Before he knew it, Lennox's mother rushed to hover over him, thrusting a candelabra at him and yelling, "If you so much as move a single metre, you vagrant, more than this candle holder will be embedded in your skull for thinking you could waltz in here and—" She had her eyes clamped shut, as if that would shield her from the responsibility of the person she was about to injure. Lennox's mother opened them to see Ren, who had ducked out of the way. "Oh. I thought you were a thief... or one of those blasted Crimsons." The candelabra clanged against the wooden desk, leaving a scratch on it.

She had the same frail physique and eloquent speech as Lennox, though not his sarcasm and defiance. His irreverence was all his own.

Emily scrutinised his black gloves with a hand on her hip, her tapered eyes reminiscent of an emerald dagger in Mitsan's collection. "Besides that, why are you in my son's room when he's away?"

Lennox invaded the sniper-turned-spy's thoughts once more. Ren could vividly imagine his ire should the flower boy discover 'Renato' in his room. It would be enjoyable to surprise him, if only he could get rid of Emily.

His mission came first.

"I was just waiting for Lennox. Usually, he would only be gone this long to visit me, but now that I'm living here, it feels like he's avoiding me. I wanted to take a shufti at his latest projects without contaminating anything, so I'm wearing gloves."
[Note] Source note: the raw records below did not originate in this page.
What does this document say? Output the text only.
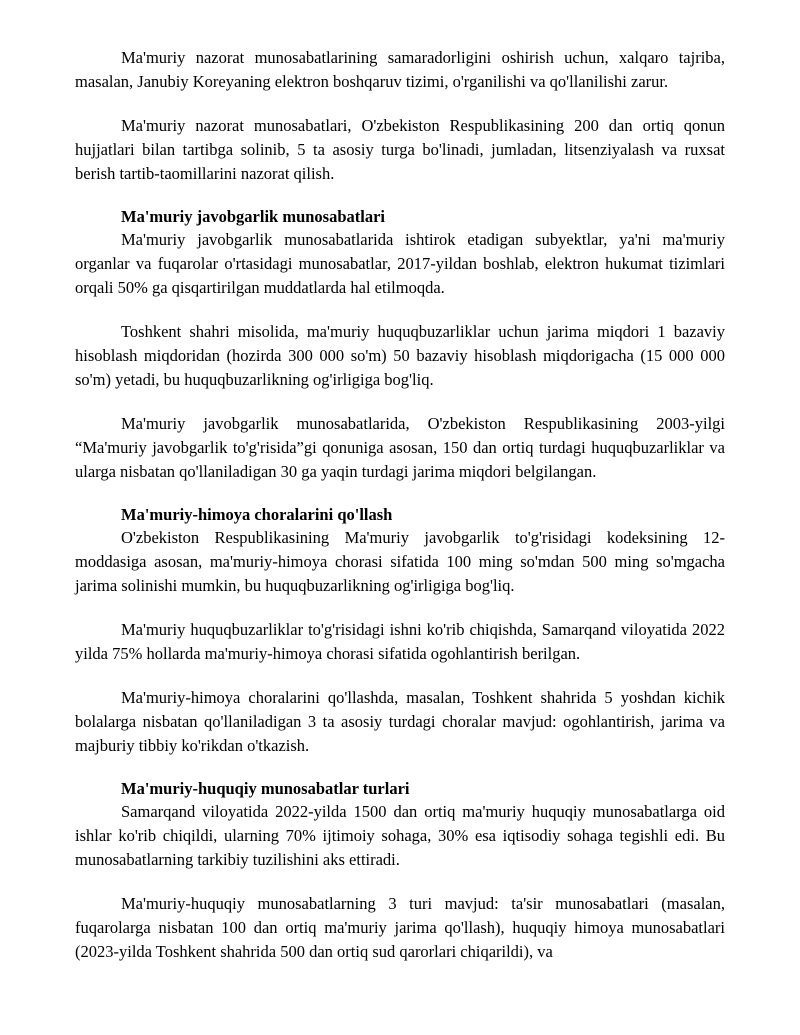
Ma'muriy nazorat munosabatlarining samaradorligini oshirish uchun, xalqaro tajriba, masalan, Janubiy Koreyaning elektron boshqaruv tizimi, o'rganilishi va qo'llanilishi zarur.

Ma'muriy nazorat munosabatlari, O'zbekiston Respublikasining 200 dan ortiq qonun hujjatlari bilan tartibga solinib, 5 ta asosiy turga bo'linadi, jumladan, litsenziyalash va ruxsat berish tartib-taomillarini nazorat qilish.

Ma'muriy javobgarlik munosabatlari

Ma'muriy javobgarlik munosabatlarida ishtirok etadigan subyektlar, ya'ni ma'muriy organlar va fuqarolar o'rtasidagi munosabatlar, 2017-yildan boshlab, elektron hukumat tizimlari orqali 50% ga qisqartirilgan muddatlarda hal etilmoqda.

Toshkent shahri misolida, ma'muriy huquqbuzarliklar uchun jarima miqdori 1 bazaviy hisoblash miqdoridan (hozirda 300 000 so'm) 50 bazaviy hisoblash miqdorigacha (15 000 000 so'm) yetadi, bu huquqbuzarlikning og'irligiga bog'liq.

Ma'muriy javobgarlik munosabatlarida, O'zbekiston Respublikasining 2003-yilgi “Ma'muriy javobgarlik to'g'risida”gi qonuniga asosan, 150 dan ortiq turdagi huquqbuzarliklar va ularga nisbatan qo'llaniladigan 30 ga yaqin turdagi jarima miqdori belgilangan.

Ma'muriy-himoya choralarini qo'llash

O'zbekiston Respublikasining Ma'muriy javobgarlik to'g'risidagi kodeksining 12-moddasiga asosan, ma'muriy-himoya chorasi sifatida 100 ming so'mdan 500 ming so'mgacha jarima solinishi mumkin, bu huquqbuzarlikning og'irligiga bog'liq.

Ma'muriy huquqbuzarliklar to'g'risidagi ishni ko'rib chiqishda, Samarqand viloyatida 2022 yilda 75% hollarda ma'muriy-himoya chorasi sifatida ogohlantirish berilgan.

Ma'muriy-himoya choralarini qo'llashda, masalan, Toshkent shahrida 5 yoshdan kichik bolalarga nisbatan qo'llaniladigan 3 ta asosiy turdagi choralar mavjud: ogohlantirish, jarima va majburiy tibbiy ko'rikdan o'tkazish.

Ma'muriy-huquqiy munosabatlar turlari

Samarqand viloyatida 2022-yilda 1500 dan ortiq ma'muriy huquqiy munosabatlarga oid ishlar ko'rib chiqildi, ularning 70% ijtimoiy sohaga, 30% esa iqtisodiy sohaga tegishli edi. Bu munosabatlarning tarkibiy tuzilishini aks ettiradi.

Ma'muriy-huquqiy munosabatlarning 3 turi mavjud: ta'sir munosabatlari (masalan, fuqarolarga nisbatan 100 dan ortiq ma'muriy jarima qo'llash), huquqiy himoya munosabatlari (2023-yilda Toshkent shahrida 500 dan ortiq sud qarorlari chiqarildi), va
"Is that so..." Emily halfheartedly replied as surveyed the room. Her gaze rested on a desk drawer that wasn't closed all the way.

All of a sudden, she whirled around, simultaneously retrieving and positioning the candelabra at his neck. "You and Lennox may think that I only vouched for you out of pity and awe of your cooking skill, but don't be mistaken, I know you are up to something. So please, go ahead, give me any reason to doubt you, to second-guess your motives, and you won't survive the night. Is that clear?"

He was conflicted. Ren couldn't risk the mission more than he already had. He had to make a decision. Should he act innocent? Invent a reason? Tell the truth? No, he couldn't do that. He had to lie.

Ren clasped his hands around the base of the candle holder and guided it from his cervix. "I don't know what you're talking about, I'm just someone waiting for his man. You know, like any girl would do in a heterosexual relationship?"

He was exhausted by this conversation, so much so that he convinced himself he needed a cigarette to cope with it. Why did he have to perpetuate every stereotype to persuade anyone of anything? 

"Any woman is so much more than 'just a girl' in anything she does. You may think that Wade caught on to your deviltry first, but don't delude yourself, you aren't fooling anyone."

That, along with Wade's remarks during Ren's first dinner here was the most validating thing Ren had heard since he put his reputation at stake for this mission.

"Then why did you allow me into this house? What possibly possessed you to let this stranger in?"

"You're good for Lennox. I can see it in the way he looks at you, at the way he opens up to you in a way he never did with me. He needs someone his age to confide in. And that person turned out to be you, as much as I hate to admit it. For all I know, you could be an assassin from the Syndicate, or a Verita spy making sure that Wade isn't betraying the brotherhood like he's betraying our marriage. You could be anyone but my son's lover, but that's how you defined yourself. That's a definition I have no choice but to trust. For his sake."

Little did she know that the sniper was exactly who she thought he was.

Ren felt a tug at his heart and a clenching in his stomach. He wondered if this was how Trix felt when going undercover, or if she was numb to it like he was with sniping.